Spent last week thrashing in the grip of a nasty bug, my fever dreams enhanced by the American government, which, after fifteen votes for speaker of the House, has been reduced to an endless screech. Here in Las Vegas, we’re catching the faintest edge of the atmospheric river, a weather event that sounds like something from a fantasy novel.

In The Peripheral, William Gibson describes “the jackpot,” a cascade of crises that wipe out most of humanity ten or twenty years from now. His vision of the apocalypse is “multicausal, with no particular beginning and no end. More a climate than an event, so not the way apocalypse stories liked to have a big event, after which everybody ran around with guns . . .” And ten pages later: “Conspiracy theory’s got to be simple.
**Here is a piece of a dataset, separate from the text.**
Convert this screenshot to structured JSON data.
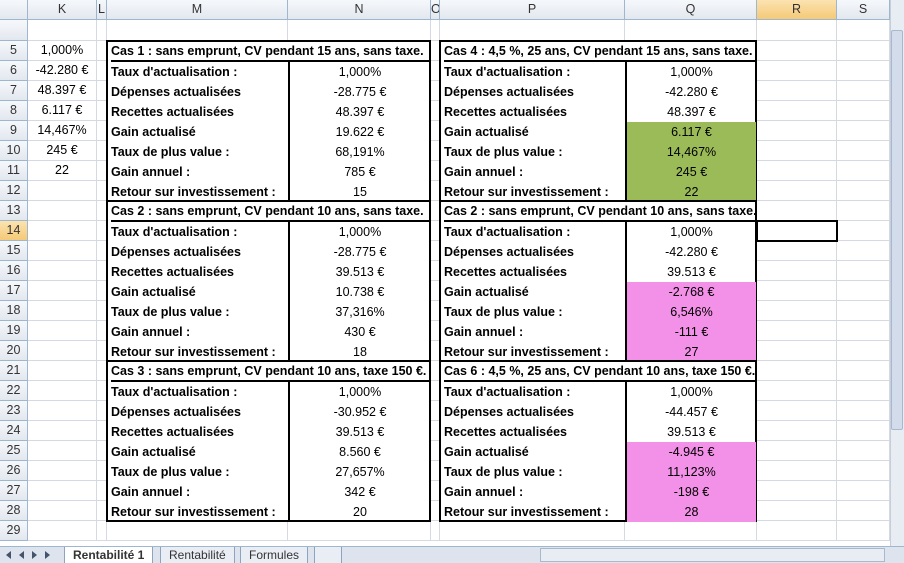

Sense doesn’t come into it. People are more scared of how complicated shit actually is than they are about whatever’s supposed to be behind the conspiracy.”

Shopping at Walmart in Vegas sounds bleak, but it was remarkably pleasant. Phil Collins sang about how he could feel it coming in the air tonight while I collected the materials for a shepherd’s pie. But the secret ingredient must be found elsewhere: Sichuan peppercorns.

There’s a bird in the desert that sounds like a buzzy little synthesizer, maybe a 303, and I’d like to know its name.